WESTERN BUREAU:
SAPPHIRE JOHNSON, one of nineteen Britons who were arrested at the Sangster International Airport three weeks ago, was sentenced to nine months at hard labour and ordered to pay $305,000 in fines in the Montego Bay RM court yesterday.
Johnson pleaded guilty to the charges of possession, dealing in and attempting to export 88 pounds of ganja out of the island when she appeared in court last Monday. On previous court appearances she had pleaded not guilty to the charges but the court was not told yesterday the reason why she changed her plea.
She was sentenced and fined by Resident Magistrate for St. James Wilson Smith who ruled last Monday that she would be sentenced yesterday after hearing from her attorney Sandra Graham-Bright and mother Madria Johnson, who appeared as a character witness for her daughter. According to court reports Johnson was among a group of 19 Britons who had checked in a number of suitcases on an Air 2000 flight bound for London on November 19. Johnson had checked in two gray suitcases and when sniffer dogs alerted the police 44 packages of ganja were found in them. The drug weighed a total of 88 pounds.

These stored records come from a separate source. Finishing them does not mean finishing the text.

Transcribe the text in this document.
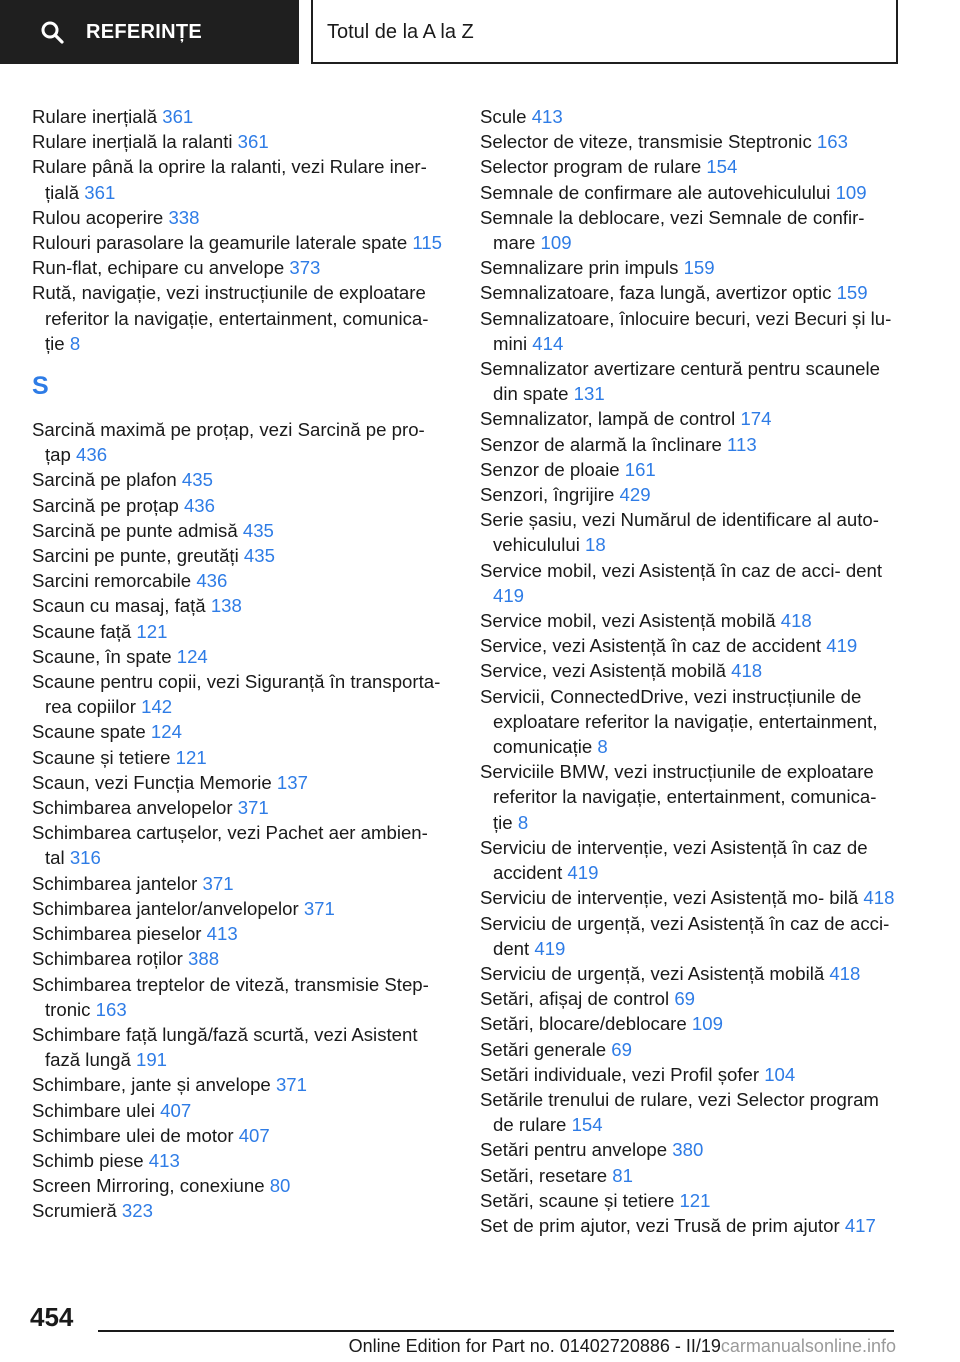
REFERINȚE	Totul de la A la Z

Rulare inerțială 361

Rulare inerțială la ralanti 361

Rulare până la oprire la ralanti, vezi Rulare iner‐ țială 361

Rulou acoperire 338

Rulouri parasolare la geamurile laterale spate 115

Run-flat, echipare cu anvelope 373

Rută, navigație, vezi instrucțiunile de exploatare referitor la navigație, entertainment, comunica‐ ție 8

S

Sarcină maximă pe proțap, vezi Sarcină pe pro‐ țap 436

Sarcină pe plafon 435

Sarcină pe proțap 436

Sarcină pe punte admisă 435

Sarcini pe punte, greutăți 435

Sarcini remorcabile 436

Scaun cu masaj, față 138

Scaune față 121

Scaune, în spate 124

Scaune pentru copii, vezi Siguranță în transporta‐ rea copiilor 142

Scaune spate 124

Scaune și tetiere 121

Scaun, vezi Funcția Memorie 137

Schimbarea anvelopelor 371

Schimbarea cartușelor, vezi Pachet aer ambien‐ tal 316

Schimbarea jantelor 371

Schimbarea jantelor/anvelopelor 371

Schimbarea pieselor 413

Schimbarea roților 388

Schimbarea treptelor de viteză, transmisie Step‐ tronic 163

Schimbare față lungă/fază scurtă, vezi Asistent fază lungă 191

Schimbare, jante și anvelope 371

Schimbare ulei 407

Schimbare ulei de motor 407

Schimb piese 413

Screen Mirroring, conexiune 80

Scrumieră 323

Scule 413

Selector de viteze, transmisie Steptronic 163

Selector program de rulare 154

Semnale de confirmare ale autovehiculului 109

Semnale la deblocare, vezi Semnale de confir‐ mare 109

Semnalizare prin impuls 159

Semnalizatoare, faza lungă, avertizor optic 159

Semnalizatoare, înlocuire becuri, vezi Becuri și lu‐ mini 414

Semnalizator avertizare centură pentru scaunele din spate 131

Semnalizator, lampă de control 174

Senzor de alarmă la înclinare 113

Senzor de ploaie 161

Senzori, îngrijire 429

Serie șasiu, vezi Numărul de identificare al auto‐ vehiculului 18

Service mobil, vezi Asistență în caz de acci‐ dent 419

Service mobil, vezi Asistență mobilă 418

Service, vezi Asistență în caz de accident 419

Service, vezi Asistență mobilă 418

Servicii, ConnectedDrive, vezi instrucțiunile de exploatare referitor la navigație, entertainment, comunicație 8

Serviciile BMW, vezi instrucțiunile de exploatare referitor la navigație, entertainment, comunica‐ ție 8

Serviciu de intervenție, vezi Asistență în caz de accident 419

Serviciu de intervenție, vezi Asistență mo‐ bilă 418

Serviciu de urgență, vezi Asistență în caz de acci‐ dent 419

Serviciu de urgență, vezi Asistență mobilă 418

Setări, afișaj de control 69

Setări, blocare/deblocare 109

Setări generale 69

Setări individuale, vezi Profil șofer 104

Setările trenului de rulare, vezi Selector program de rulare 154

Setări pentru anvelope 380

Setări, resetare 81

Setări, scaune și tetiere 121

Set de prim ajutor, vezi Trusă de prim ajutor 417

454
Online Edition for Part no. 01402720886 - II/19carmanualsonline.info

When Madria Johnson appeared in court last Monday she tearfully said that her daughter's actions were totally out of character since she doesn't even smoke cigarettes. Graham-Bright begged for leniency for her client saying that Johnson's action could be blamed on post-traumatic stress disorder since certain tragedies, including the death of her father and baby father, had befallen her recently.
"She takes ful lresponsibility for her action." Graham-Bright noted. "She realised at a late stage how serious the circumstances against her were and she throws herself at the mercy of the court."
So far 15 of the Britons has already been sentenced and fined. The total weight of the drug found in their suitcases was 1,722 pounds and it was estimated to worth some $17 million.